Differential Diagnosis: The main differential diagnoses of myelolipoma are shown in Table 1. According to literature reports, technetium-99m sulfur colloid scintigraphy helps differentiate extra-adrenal myelolipoma from liposarcoma, as the former takes up the tracer while the latter typically does not (19). MRI signal characteristics of extramedullary hematopoiesis vary with hematopoietic cell activity.
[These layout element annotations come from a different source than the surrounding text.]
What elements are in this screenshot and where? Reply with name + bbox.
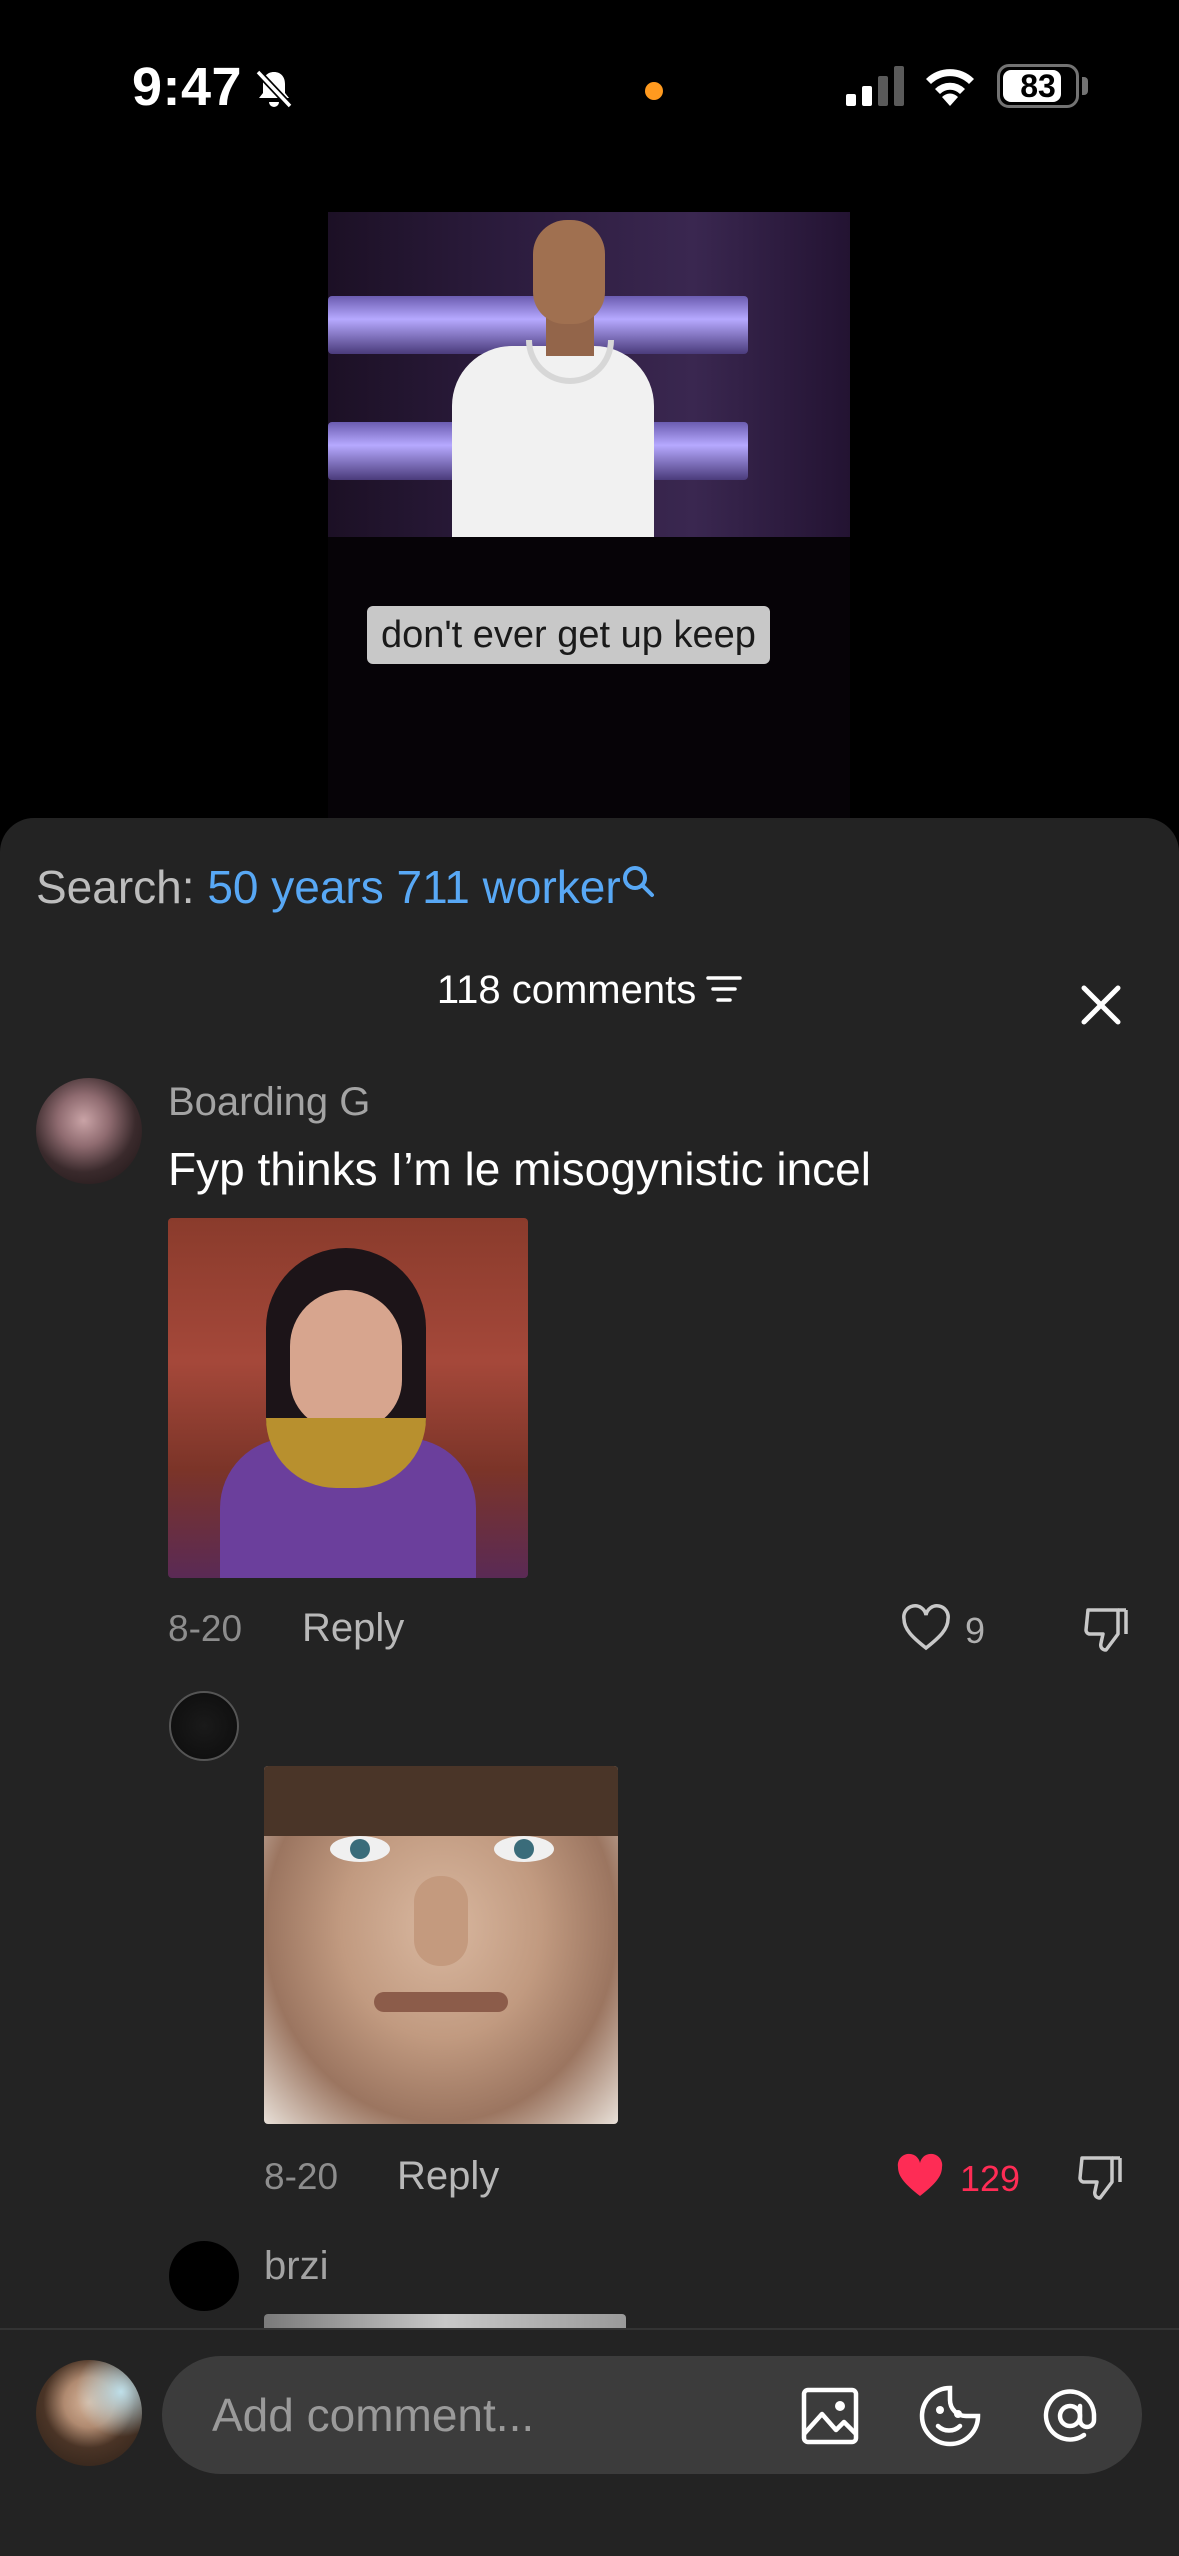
bell-off-icon [255,69,293,109]
face-eye [494,1836,554,1862]
comment-date: 8-20 [264,2156,339,2197]
status-time: 9:47 [132,57,243,117]
search-prefix: Search: [36,861,208,913]
face-hair [264,1766,618,1836]
status-bar: 9:47 83 [0,0,1179,175]
video-caption: don't ever get up keep [367,606,770,664]
face-nose [414,1876,468,1966]
self-avatar[interactable] [36,2360,142,2466]
dislike-icon[interactable] [1074,2152,1126,2204]
avatar[interactable] [36,1078,142,1184]
face-eye [330,1836,390,1862]
heart-icon[interactable] [900,1604,952,1652]
face-mouth [374,1992,508,2012]
reply-button[interactable]: Reply [302,1606,404,1651]
comment-username[interactable]: Boarding G [168,1080,370,1125]
comment-composer-bar [0,2328,1179,2556]
comments-sheet: Search: 50 years 711 worker 118 comments… [0,818,1179,2556]
comment-sticker-image[interactable] [264,1766,618,2124]
signal-icon [846,66,904,106]
dislike-icon[interactable] [1080,1604,1132,1656]
self-avatar-bg [36,2360,142,2466]
video-frame [328,212,850,537]
image-icon[interactable] [798,2384,862,2448]
emoji-icon[interactable] [918,2384,982,2448]
comment-text: Fyp thinks I’m le misogynistic incel [168,1143,871,1195]
battery-icon: 83 [997,64,1079,108]
filter-icon[interactable] [706,974,742,1004]
comment-username[interactable]: brzi [264,2244,328,2289]
person-head [533,220,605,324]
search-term-link[interactable]: 50 years 711 worker [207,861,620,913]
battery-nub [1082,77,1088,95]
avatar[interactable] [169,2241,239,2311]
add-comment-input[interactable] [162,2356,1142,2474]
battery-percent: 83 [1020,68,1056,104]
privacy-indicator-dot [645,82,663,100]
wifi-icon [926,69,974,106]
comments-count: 118 comments [436,968,697,1012]
avatar[interactable] [169,1691,239,1761]
search-suggestion[interactable]: Search: 50 years 711 worker [36,860,655,914]
doll-face [290,1290,402,1430]
comments-header: 118 comments [0,968,1179,1013]
video-player[interactable]: don't ever get up keep [328,212,850,822]
like-count: 129 [960,2158,1021,2199]
comment-sticker-image[interactable] [168,1218,528,1578]
like-count: 9 [965,1610,986,1651]
reply-button[interactable]: Reply [397,2154,499,2199]
comment-date: 8-20 [168,1608,243,1649]
search-icon [622,866,654,897]
at-icon[interactable] [1038,2384,1102,2448]
heart-icon[interactable] [894,2152,946,2200]
close-icon[interactable] [1078,982,1124,1028]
During the active phase, lesions show marked enhancement due to abundant vascularity, presenting with intermediate signal intensity on T1WI and high signal intensity on T2WI. In the remission phase, lesions predominantly contain hemosiderin deposition, showing low signal intensity on both T1WI and T2WI without significant enhancement. When fatty degeneration occurs, lesions exhibit high signal intensity on both T1WI and T2WI. Retroperitoneal angiomyolipoma can occur in multiple locations throughout the body. It consists of blood vessels, smooth muscle, and adipose tissue, with calcification being rare. Retroperitoneal lipoma is mainly composed of homogeneous adipose tissue, making diagnosis relatively straightforward. Despite these distinguishing features, similarities in presentation among these conditions may still lead to misdiagnosis. Therefore, a biopsy may be necessary to confirm the diagnosis and rule out potential malignancy.
Conclusion
In summary, we described a rare case of symptomatic adrenal extra-adrenal retroperitoneal myelolipoma, which was successfully treated with surgical resection. Its imaging features are often indistinguishable from those of fat-containing retroperitoneal tumors. This case report reminds radiologists that when encountering retroperitoneal masses containing adipose tissue, adrenal extra-adrenal myelolipoma should be considered in the differential diagnosis. This approach can improve preoperative diagnosis and also assist clinicians in developing diagnostic and treatment strategies for such conditions.